De leden van de PvdA-fractie hechten veel belang aan de kwaliteit van de bezetting van het stembureau, aangezien zij aan de basis staan van een goed verloop van de verkiezingen. Daarom is het goed dat er de afgelopen jaren al veel aandacht besteed is aan goede instructie van deze leden. Door middel van deze wet is er ook een juridische basis geschapen om deze instructie af te kunnen dwingen, wat meer robuustheid geeft. De leden van de PvdA-fractie kunnen zich voorstellen dat gemeenteambtenaren bij uitstek geschikt kunnen zijn om lid te zijn van een stembureau, onder andere vanwege hun vaardigheden met juridische procedures en door hun gebondenheid aan de gemeenteorganisatie. Deze leden zouden graag van de regering horen of het vast inzetten van gemeenteambtenaren op bezwaren stuit en of hiermee kostenvoordelen kunnen worden behaald in de instructie van leden van het stembureau. Ook vragen deze leden of de inzet van gemeenteambtenaren aparte vermelding in de wet verdient?
Op dit moment zijn ook volksvertegenwoordigers en soms kandidaten bij de dan lopende verkiezingen lid van het stembureau. De leden van de PvdA-fractie willen graag van de regering weten wat hier de beperkingen in zijn, in hoeverre brengt dit de kwaliteit van de verkiezingen in gevaar? Is het wenselijk hierover nadere bepalingen op te nemen?
De leden van de PVV- fractie zijn van oordeel dat het goed is dat er strengere eisen worden gesteld aan de leden van stembureaus. De leden van de PVV-fractie delen de opvatting van de regering over het bezwaar van de Kiesraad, inzake een verplichte training voor stembureauleden. De leden van de PVV-fractie vragen zich wel af op welke wijze gemeenten invulling moeten geven aan de gestelde eis in artikel E 4, tweede lid, onder c ten aanzien van stembureauleden die in de afgelopen vijf jaar niet veroordeeld mogen zijn voor overtredingen en misdrijven genoemd in hoofdstuk Z van de Kieswet. Kan de regering toelichten hoe gemeenten worden ondersteund in de controle van stembureauleden, nu gemeenten geen toegang hebben tot strafregisters?
De leden van de CDA-fractie lezen dat het voorliggende wetsvoorstel het volgen van de training voor stembureauleden verplicht maakt en een grondslag in de Kieswet creëert op basis waarvan voor de benoeming kan worden getoetst dat stembureauleden over voldoende kennis beschikken om hun taak naar behoren te kunnen uitoefenen.

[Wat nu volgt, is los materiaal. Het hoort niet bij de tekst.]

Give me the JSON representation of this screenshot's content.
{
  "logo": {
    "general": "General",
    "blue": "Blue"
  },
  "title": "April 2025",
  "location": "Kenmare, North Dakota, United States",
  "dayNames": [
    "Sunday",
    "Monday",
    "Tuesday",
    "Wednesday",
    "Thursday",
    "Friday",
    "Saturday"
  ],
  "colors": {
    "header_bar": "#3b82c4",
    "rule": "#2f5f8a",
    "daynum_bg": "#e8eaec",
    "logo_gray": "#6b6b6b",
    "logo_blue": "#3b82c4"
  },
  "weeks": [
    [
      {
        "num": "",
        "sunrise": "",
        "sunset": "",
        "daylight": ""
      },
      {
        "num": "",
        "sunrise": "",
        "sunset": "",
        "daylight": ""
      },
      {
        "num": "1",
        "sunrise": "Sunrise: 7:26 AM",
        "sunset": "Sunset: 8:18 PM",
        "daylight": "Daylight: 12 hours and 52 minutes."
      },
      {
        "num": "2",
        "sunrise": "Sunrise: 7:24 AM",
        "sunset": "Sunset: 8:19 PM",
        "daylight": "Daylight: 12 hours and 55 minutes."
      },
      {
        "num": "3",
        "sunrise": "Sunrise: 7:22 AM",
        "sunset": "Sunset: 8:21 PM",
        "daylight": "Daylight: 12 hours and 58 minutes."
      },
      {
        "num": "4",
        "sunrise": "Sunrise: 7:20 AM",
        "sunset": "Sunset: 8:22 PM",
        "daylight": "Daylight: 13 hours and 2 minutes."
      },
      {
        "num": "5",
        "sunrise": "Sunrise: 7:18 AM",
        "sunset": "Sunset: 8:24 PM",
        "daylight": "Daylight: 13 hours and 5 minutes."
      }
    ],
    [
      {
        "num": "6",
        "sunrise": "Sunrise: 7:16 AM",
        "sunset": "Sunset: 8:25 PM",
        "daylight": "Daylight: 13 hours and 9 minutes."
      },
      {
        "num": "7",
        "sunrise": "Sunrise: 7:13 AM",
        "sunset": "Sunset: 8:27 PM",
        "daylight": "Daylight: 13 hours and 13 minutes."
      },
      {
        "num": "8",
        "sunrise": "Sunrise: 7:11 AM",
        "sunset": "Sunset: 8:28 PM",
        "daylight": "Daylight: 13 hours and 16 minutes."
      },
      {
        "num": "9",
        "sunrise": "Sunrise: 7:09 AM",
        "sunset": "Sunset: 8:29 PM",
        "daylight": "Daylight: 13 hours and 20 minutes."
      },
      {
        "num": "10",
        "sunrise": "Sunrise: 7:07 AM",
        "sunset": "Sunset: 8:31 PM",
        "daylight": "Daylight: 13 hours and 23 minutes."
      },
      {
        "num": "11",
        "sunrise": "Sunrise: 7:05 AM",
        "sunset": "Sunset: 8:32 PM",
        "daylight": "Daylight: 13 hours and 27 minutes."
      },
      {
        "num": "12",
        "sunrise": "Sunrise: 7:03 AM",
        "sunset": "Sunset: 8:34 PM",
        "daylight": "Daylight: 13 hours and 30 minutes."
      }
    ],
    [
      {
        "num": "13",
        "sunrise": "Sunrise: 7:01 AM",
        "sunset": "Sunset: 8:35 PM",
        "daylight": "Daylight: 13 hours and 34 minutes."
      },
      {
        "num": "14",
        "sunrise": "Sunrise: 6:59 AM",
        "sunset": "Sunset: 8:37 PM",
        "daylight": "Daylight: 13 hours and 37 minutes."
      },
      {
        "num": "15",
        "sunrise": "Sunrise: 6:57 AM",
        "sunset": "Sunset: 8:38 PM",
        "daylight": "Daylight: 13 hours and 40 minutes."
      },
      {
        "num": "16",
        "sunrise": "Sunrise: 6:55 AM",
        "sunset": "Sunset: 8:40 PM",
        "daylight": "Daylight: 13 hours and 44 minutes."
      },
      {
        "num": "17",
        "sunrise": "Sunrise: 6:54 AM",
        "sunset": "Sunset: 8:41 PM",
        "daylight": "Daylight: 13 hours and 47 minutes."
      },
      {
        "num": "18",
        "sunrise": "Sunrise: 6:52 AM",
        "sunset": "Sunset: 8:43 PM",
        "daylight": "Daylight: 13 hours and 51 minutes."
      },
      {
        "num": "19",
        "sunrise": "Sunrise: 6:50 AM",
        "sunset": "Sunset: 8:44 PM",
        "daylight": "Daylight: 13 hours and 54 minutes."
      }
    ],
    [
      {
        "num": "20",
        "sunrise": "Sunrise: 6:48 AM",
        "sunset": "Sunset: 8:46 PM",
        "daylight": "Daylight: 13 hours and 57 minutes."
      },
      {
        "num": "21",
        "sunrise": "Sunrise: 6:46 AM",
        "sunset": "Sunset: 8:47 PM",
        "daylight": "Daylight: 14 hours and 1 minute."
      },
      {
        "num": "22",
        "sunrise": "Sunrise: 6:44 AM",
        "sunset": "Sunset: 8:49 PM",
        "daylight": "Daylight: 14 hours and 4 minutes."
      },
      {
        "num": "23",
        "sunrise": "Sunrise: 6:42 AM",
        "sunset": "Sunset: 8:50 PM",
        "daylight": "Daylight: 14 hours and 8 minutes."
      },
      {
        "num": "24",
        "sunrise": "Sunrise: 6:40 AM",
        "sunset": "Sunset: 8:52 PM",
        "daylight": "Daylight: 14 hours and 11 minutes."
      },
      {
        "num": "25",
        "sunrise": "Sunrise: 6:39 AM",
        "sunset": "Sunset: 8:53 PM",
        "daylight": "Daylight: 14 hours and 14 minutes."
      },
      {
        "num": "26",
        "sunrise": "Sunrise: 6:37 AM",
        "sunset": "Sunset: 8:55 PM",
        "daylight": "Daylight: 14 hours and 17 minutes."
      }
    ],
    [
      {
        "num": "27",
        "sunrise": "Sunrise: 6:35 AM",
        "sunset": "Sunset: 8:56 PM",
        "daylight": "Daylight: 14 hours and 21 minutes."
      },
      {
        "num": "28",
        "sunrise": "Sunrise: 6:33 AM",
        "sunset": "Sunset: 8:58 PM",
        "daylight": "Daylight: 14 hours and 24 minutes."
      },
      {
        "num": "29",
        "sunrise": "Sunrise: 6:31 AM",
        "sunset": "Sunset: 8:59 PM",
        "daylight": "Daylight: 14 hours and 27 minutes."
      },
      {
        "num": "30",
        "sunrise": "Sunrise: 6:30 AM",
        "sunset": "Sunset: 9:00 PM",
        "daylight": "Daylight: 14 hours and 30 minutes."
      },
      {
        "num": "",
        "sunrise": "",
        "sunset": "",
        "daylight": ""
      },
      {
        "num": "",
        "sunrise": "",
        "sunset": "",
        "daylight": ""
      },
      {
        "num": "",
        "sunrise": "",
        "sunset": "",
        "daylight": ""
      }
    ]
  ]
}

Zij onderschrijven de stelling van de regering, dat uniforme toepassing van de regels voor een ieder van belang is. Wel vragen deze leden, waarom de regering ervoor gekozen heeft alleen het volgen van de training verplicht te stellen en geen toets af te nemen.
De VNG stelt vast, dat met de voorwaarde dat een stembureaulid achttien jaar moet zijn, een training moet hebben gevolgd en over voldoende kennis en vaardigheden beschikt, de bestaande praktijk wordt vastgelegd. Het college van burgemeester en wethouders blijft ook in het voorliggende wetsvoorstel verantwoordelijk voor de benoeming van stembureauleden.
Het commentaar van de VNG richt zich met name tegen de mogelijkheid om bij algemene maatregel van bestuur nadere regels te stellen. In februari 2010 heeft de VNG een ledenpeiling gehouden over de inzet van stembureauleden. Uitkomst van deze peiling was dat gemeenten niets voelen voor landelijke regels en richtlijnen voor de inzet van stembureauleden, omdat ze een eigen selectiebeleid moeten kunnen voeren, aldus de VNG. Hoe beoordeelt de regering de wens van gemeenten om een eigen selectiebeleid te kunnen voeren? Wanneer zijn de «grote verschillen» in de wijze waarop stembureauleden optreden, zoals de OVSE constateert, te groot naar het oordeel van de regering?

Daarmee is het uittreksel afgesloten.